Our program areas directly reflect our strategic approach to protecting and enhancing the Mississippi River and its watershed in the Twin Cities area. Our vision requires addressing the three-fold goals of land conservation, watershed protection, and river corridor stewardship, and our programs are structured around these interrelated goals.
The Mississippi River is an ecological resource of international significance. In the Twin Cities, the river's scenic bluffs, floodplains, prairies and shorelands are disappearing quickly as new development displaces natural landscapes. Our many restoration and conservation initiatives reflect the urgency of protecting the river's ecological functions. FMR works with public and private landowners, local governments and concerned citizens to protect and restore critical lands by providing technical assistance, planning, land management and hands-on natural resources restoration services.
Water quality continues to be one of the most pressing concerns for the Mississippi River, as the entire Twin Cities stretch of the river fails to meet federal water quality standards. The quality of our water is closely linked to land use policies and practices within the watershed. FMR is working to make the Twin Cities a model for watershed planning and decision making that improves and protects water quality. We work to activate citizens, shape the priorities of local governments and influence public policy related to local water quality.

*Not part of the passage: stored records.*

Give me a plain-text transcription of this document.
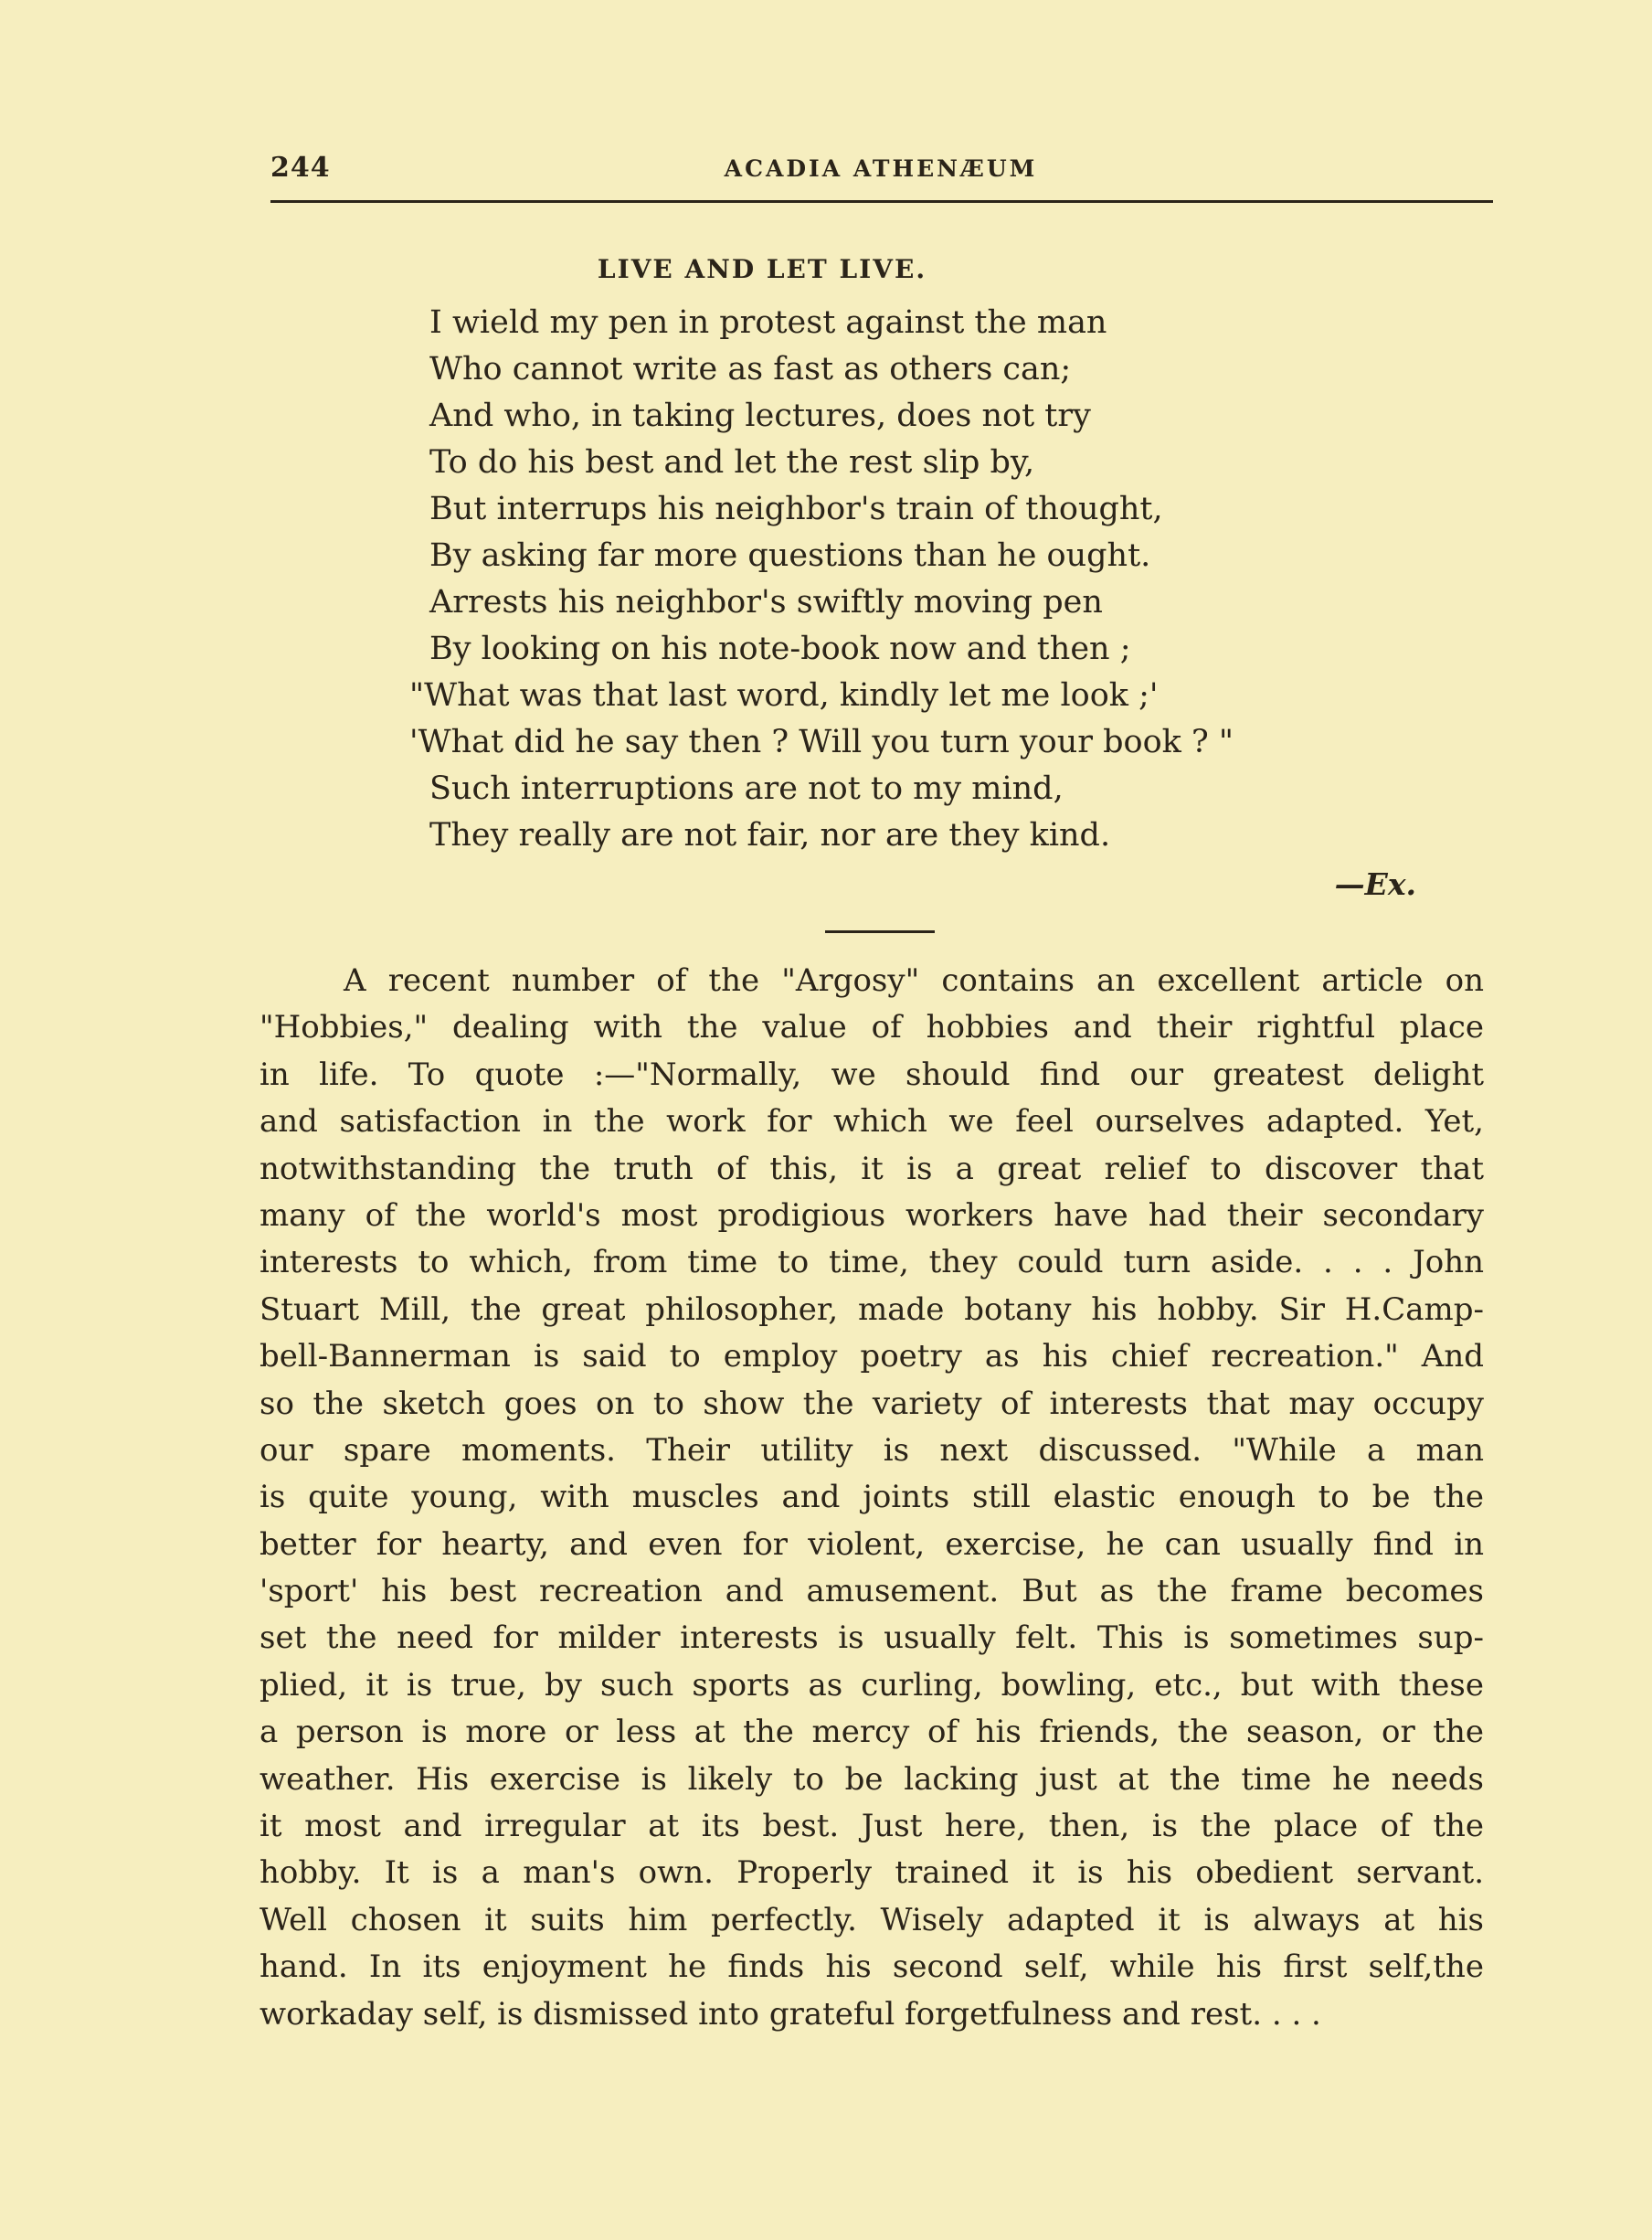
244	ACADIA ATHENÆUM
LIVE AND LET LIVE.
I wield my pen in protest against the man
Who cannot write as fast as others can;
And who, in taking lectures, does not try
To do his best and let the rest slip by,
But interrups his neighbor's train of thought,
By asking far more questions than he ought.
Arrests his neighbor's swiftly moving pen
By looking on his note-book now and then ;
"What was that last word, kindly let me look ;'
'What did he say then ? Will you turn your book ? "
Such interruptions are not to my mind,
They really are not fair, nor are they kind.
—Ex.
A recent number of the "Argosy" contains an excellent article on
"Hobbies," dealing with the value of hobbies and their rightful place
in life. To quote :—"Normally, we should find our greatest delight
and satisfaction in the work for which we feel ourselves adapted. Yet,
notwithstanding the truth of this, it is a great relief to discover that
many of the world's most prodigious workers have had their secondary
interests to which, from time to time, they could turn aside. . . . John
Stuart Mill, the great philosopher, made botany his hobby. Sir H.Camp-
bell-Bannerman is said to employ poetry as his chief recreation." And
so the sketch goes on to show the variety of interests that may occupy
our spare moments. Their utility is next discussed. "While a man
is quite young, with muscles and joints still elastic enough to be the
better for hearty, and even for violent, exercise, he can usually find in
'sport' his best recreation and amusement. But as the frame becomes
set the need for milder interests is usually felt. This is sometimes sup-
plied, it is true, by such sports as curling, bowling, etc., but with these
a person is more or less at the mercy of his friends, the season, or the
weather. His exercise is likely to be lacking just at the time he needs
it most and irregular at its best. Just here, then, is the place of the
hobby. It is a man's own. Properly trained it is his obedient servant.
Well chosen it suits him perfectly. Wisely adapted it is always at his
hand. In its enjoyment he finds his second self, while his first self,the
workaday self, is dismissed into grateful forgetfulness and rest. . . .
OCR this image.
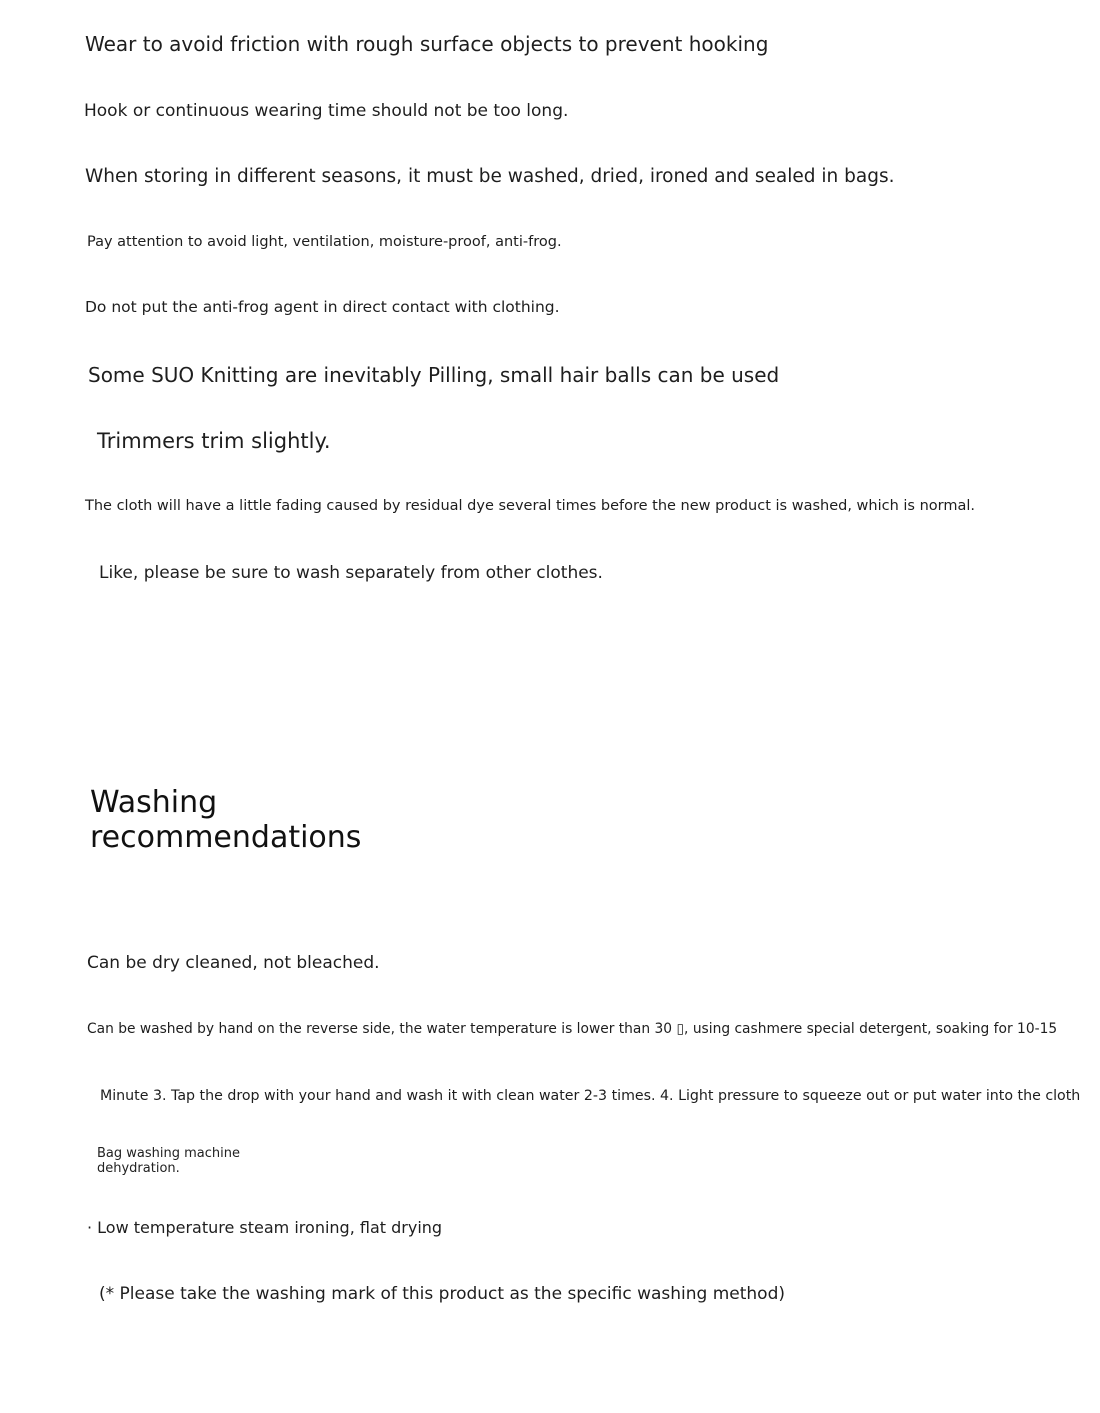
Wear to avoid friction with rough surface objects to prevent hooking
Hook or continuous wearing time should not be too long.
When storing in different seasons, it must be washed, dried, ironed and sealed in bags.
Pay attention to avoid light, ventilation, moisture-proof, anti-frog.
Do not put the anti-frog agent in direct contact with clothing.

Some SUO Knitting are inevitably Pilling, small hair balls can be used
Trimmers trim slightly.
The cloth will have a little fading caused by residual dye several times before the new product is washed, which is normal.
Like, please be sure to wash separately from other clothes.
Washing recommendations
Can be dry cleaned, not bleached.
Can be washed by hand on the reverse side, the water temperature is lower than 30 ▯, using cashmere special detergent, soaking for 10-15

Minute 3. Tap the drop with your hand and wash it with clean water 2-3 times. 4. Light pressure to squeeze out or put water into the cloth
Bag washing machine dehydration.
· Low temperature steam ironing, flat drying
(* Please take the washing mark of this product as the specific washing method)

River Corridor Stewardship
The Mississippi River is a cultural and historic wonder that defines our place in the world, in our country, in our state and in our neighborhoods. As communities move to embrace the river and capitalize on its exceptional value, we risk degrading or even destroying the very qualities we seek to enjoy. FMR works within river communities to provide the leadership, technical assistance and expertise in grassroots advocacy required to ensure that the essential values of public access, scenic views and environmental quality are respected as communities turn toward their riverfronts.